Dr. Cloughesy: I haven’t treated any patients but looking at the data I think you know the overall survival signals are the one that I like to see. I think we’re seeing that. That’s the strongest piece that we could use. And then it’s nice that we also have these other aspects coming in that there’s complete response. I would love to see those because that’s really a pretty, again, hard to know how to attribute in a newly diagnosed setting, but when you’re seeing it, it’s not a bad thing to see the tumor go away, there’s nothing bad about that. Question is, can we completely attribute it to it, but that is associated with a good survival signal with everything like that, I think it’s all heading in the right direction.

 

Dr. Reardon: I agree with Tim and I think that putting it into perspective of what has benefited our patients historically which is a cytotoxic treatment approach.

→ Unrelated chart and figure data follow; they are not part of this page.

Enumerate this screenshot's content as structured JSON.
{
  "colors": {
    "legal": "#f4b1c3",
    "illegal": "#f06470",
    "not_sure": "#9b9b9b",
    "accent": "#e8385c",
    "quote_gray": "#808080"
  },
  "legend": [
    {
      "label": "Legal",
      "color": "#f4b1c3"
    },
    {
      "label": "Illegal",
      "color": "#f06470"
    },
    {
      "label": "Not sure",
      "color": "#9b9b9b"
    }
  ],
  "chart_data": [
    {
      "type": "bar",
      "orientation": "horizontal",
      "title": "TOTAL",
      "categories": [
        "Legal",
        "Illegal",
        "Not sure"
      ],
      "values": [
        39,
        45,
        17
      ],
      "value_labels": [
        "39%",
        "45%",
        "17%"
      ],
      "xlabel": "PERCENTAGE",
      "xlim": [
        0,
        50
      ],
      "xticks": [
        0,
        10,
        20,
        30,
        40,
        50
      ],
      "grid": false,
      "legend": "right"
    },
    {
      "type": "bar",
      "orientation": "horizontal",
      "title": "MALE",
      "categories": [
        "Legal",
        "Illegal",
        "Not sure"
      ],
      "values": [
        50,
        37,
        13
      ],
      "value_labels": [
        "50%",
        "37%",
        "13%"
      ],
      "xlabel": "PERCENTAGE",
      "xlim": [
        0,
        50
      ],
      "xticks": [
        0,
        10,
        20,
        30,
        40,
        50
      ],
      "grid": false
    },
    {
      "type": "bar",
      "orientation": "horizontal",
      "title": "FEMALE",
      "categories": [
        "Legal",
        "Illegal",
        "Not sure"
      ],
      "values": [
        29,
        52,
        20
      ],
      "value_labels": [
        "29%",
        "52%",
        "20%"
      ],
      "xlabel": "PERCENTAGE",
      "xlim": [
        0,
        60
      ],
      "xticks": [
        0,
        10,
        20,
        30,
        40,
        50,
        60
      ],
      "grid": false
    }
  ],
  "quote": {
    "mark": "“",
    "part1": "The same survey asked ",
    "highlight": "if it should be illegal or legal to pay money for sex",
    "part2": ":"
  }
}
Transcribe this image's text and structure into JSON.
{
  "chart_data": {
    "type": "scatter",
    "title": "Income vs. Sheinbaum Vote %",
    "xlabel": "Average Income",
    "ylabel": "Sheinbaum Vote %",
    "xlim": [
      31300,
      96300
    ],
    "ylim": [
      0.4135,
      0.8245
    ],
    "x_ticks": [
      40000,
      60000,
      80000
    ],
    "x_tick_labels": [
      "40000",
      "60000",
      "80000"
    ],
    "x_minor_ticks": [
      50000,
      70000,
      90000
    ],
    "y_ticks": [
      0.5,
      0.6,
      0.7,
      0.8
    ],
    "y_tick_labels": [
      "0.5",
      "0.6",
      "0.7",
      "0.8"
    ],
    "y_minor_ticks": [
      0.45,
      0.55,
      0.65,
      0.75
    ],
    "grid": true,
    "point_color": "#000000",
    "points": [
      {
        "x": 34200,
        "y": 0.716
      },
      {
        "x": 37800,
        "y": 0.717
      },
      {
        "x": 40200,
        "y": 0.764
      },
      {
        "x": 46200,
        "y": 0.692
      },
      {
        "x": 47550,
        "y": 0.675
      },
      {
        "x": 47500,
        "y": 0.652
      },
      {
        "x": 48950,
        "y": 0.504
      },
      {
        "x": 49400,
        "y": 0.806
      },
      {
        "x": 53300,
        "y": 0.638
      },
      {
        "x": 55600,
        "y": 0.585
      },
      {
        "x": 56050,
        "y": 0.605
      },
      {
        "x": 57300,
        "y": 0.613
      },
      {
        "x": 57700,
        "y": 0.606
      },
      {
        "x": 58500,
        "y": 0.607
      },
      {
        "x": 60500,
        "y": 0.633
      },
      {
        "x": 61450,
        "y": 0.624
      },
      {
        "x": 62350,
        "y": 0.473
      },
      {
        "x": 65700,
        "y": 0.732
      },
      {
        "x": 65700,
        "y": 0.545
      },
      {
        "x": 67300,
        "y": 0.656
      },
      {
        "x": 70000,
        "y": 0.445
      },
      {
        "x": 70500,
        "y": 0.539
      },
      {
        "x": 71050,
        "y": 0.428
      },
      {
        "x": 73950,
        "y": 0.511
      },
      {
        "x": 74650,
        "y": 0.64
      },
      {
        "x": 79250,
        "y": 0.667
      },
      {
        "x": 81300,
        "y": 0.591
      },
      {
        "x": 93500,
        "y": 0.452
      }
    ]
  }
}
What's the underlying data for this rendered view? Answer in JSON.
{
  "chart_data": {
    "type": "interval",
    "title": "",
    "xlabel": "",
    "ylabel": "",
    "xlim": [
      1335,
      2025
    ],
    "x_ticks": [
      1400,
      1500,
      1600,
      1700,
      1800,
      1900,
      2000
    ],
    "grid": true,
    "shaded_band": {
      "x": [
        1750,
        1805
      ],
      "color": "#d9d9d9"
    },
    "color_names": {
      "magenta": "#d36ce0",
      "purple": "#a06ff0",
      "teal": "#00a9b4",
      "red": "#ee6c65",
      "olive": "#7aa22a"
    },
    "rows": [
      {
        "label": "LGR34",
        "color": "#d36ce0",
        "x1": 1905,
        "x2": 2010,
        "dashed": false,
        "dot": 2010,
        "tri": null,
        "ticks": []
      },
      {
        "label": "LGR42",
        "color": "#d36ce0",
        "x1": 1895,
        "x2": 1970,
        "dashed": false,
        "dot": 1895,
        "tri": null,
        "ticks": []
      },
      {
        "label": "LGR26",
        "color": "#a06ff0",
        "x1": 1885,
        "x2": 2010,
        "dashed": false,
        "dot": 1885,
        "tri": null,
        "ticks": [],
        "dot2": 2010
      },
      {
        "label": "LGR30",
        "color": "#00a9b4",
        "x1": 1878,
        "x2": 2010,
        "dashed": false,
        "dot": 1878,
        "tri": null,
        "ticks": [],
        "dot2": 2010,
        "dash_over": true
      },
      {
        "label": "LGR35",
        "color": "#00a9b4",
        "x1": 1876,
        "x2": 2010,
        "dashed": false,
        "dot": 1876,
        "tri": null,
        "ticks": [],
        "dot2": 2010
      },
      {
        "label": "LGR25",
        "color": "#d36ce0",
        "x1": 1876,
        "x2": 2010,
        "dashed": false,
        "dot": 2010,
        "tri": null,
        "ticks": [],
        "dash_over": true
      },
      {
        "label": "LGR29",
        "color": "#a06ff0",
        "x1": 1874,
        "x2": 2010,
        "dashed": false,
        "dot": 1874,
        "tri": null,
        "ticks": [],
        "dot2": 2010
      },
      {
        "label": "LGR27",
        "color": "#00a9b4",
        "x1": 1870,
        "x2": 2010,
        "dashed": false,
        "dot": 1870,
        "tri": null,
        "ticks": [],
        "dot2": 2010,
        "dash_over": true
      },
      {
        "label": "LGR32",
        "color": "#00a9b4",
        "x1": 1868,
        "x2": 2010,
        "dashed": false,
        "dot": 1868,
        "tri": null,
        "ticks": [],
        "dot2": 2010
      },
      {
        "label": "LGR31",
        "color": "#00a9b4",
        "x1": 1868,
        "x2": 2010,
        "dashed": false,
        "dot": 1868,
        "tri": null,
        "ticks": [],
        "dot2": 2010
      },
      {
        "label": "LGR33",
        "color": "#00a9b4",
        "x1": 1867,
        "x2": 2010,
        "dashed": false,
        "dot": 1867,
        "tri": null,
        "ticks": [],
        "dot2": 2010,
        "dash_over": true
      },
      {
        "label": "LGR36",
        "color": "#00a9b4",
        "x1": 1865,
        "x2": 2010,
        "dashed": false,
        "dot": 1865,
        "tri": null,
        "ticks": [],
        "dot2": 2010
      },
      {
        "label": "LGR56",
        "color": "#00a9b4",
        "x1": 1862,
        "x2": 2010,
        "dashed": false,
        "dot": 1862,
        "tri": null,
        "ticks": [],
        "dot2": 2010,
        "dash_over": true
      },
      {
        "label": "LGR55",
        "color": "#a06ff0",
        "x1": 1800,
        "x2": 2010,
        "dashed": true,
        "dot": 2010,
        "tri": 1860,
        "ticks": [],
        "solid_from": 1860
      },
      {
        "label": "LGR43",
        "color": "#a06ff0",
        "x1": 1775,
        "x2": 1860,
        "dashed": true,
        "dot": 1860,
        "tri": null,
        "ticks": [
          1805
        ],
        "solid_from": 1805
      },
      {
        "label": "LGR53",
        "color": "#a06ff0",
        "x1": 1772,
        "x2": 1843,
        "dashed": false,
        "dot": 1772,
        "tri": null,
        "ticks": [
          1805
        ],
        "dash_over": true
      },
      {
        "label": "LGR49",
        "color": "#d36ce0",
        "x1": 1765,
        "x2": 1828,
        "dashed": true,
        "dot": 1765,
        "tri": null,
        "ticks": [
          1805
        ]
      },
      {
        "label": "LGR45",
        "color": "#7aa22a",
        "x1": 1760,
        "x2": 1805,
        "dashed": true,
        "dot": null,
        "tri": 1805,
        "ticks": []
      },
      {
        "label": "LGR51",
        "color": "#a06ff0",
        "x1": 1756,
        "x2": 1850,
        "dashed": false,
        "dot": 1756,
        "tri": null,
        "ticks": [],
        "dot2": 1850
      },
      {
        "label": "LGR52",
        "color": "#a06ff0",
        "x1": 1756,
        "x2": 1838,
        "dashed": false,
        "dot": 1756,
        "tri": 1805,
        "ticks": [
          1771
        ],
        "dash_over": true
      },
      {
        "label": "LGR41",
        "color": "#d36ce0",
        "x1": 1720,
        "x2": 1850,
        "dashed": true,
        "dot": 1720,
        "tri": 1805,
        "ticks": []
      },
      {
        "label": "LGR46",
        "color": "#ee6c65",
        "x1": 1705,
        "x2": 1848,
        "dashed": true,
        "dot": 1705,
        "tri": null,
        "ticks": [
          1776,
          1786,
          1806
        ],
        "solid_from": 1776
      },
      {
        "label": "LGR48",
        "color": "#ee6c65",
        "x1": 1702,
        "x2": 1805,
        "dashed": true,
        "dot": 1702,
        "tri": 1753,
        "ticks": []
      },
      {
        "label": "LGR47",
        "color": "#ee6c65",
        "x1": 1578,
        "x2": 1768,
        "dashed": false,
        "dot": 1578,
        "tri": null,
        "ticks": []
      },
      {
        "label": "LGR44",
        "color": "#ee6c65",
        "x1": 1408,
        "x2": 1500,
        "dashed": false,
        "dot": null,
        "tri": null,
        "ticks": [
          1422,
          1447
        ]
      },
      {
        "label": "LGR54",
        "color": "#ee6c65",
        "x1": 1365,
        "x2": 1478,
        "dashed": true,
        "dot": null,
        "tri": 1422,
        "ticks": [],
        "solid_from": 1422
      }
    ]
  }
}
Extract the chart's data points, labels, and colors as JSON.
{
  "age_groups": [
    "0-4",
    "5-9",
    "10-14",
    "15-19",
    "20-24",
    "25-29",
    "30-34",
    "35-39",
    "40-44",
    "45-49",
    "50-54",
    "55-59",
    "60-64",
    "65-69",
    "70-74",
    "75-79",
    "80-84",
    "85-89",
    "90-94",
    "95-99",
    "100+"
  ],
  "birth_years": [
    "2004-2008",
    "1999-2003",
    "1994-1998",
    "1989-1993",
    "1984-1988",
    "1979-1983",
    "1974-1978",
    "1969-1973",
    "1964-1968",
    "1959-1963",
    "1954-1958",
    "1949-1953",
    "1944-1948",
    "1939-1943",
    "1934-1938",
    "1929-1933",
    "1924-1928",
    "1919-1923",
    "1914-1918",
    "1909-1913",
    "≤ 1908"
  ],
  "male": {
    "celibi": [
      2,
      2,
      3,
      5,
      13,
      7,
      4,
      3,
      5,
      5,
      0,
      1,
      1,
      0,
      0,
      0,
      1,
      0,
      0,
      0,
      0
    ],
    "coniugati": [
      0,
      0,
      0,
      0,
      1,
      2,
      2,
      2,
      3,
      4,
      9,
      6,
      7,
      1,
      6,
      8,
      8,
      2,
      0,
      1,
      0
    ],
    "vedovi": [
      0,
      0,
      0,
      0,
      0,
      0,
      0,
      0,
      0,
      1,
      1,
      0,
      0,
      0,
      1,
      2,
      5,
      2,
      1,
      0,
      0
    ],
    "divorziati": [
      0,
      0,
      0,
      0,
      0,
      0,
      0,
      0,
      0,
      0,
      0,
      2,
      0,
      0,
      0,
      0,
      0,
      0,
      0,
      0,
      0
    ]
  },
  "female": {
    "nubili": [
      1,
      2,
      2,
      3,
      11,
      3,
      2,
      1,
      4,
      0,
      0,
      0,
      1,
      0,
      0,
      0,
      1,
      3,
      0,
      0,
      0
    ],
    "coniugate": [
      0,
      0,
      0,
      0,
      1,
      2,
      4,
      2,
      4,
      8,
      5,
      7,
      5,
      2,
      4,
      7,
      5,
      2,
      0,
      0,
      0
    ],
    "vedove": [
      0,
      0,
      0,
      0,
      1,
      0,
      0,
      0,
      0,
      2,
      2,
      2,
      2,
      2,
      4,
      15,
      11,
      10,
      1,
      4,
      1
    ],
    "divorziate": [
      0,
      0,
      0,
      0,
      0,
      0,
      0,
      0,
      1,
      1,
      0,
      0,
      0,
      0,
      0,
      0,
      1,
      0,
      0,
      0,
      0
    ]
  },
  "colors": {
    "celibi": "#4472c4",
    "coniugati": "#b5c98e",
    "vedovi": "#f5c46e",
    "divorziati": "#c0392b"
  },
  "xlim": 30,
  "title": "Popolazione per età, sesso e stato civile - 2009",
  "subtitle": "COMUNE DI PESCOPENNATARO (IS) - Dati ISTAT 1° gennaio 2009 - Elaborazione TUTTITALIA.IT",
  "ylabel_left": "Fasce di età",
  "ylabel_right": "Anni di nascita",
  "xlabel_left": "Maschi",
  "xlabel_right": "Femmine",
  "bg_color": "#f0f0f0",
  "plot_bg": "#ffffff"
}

We have had other classes of fancy cancer therapies that unfortunately have been quite disappointing so we have a mechanisms of action that has a proven track record here and a rationale for why it may be superior to what we have had previously to what we have currently to work with. All of those factors that have been associated with why it’s been challenging to move the bar in this disease, I think there’s some reason to be hopeful that this has a likelihood of further confirming the signal so far.

 

Dr. Butowski: I’ll chime in and summarize to say that I think mechanistically, survival data wise, imaging wise, quality of life and safety wise are all very intriguing and exciting to see complete data and move onto next steps.

 

Mr. Zarrabian: Thank you everyone, I appreciate it, and we promised to finish on time and I think we’re there. Thank you for attending.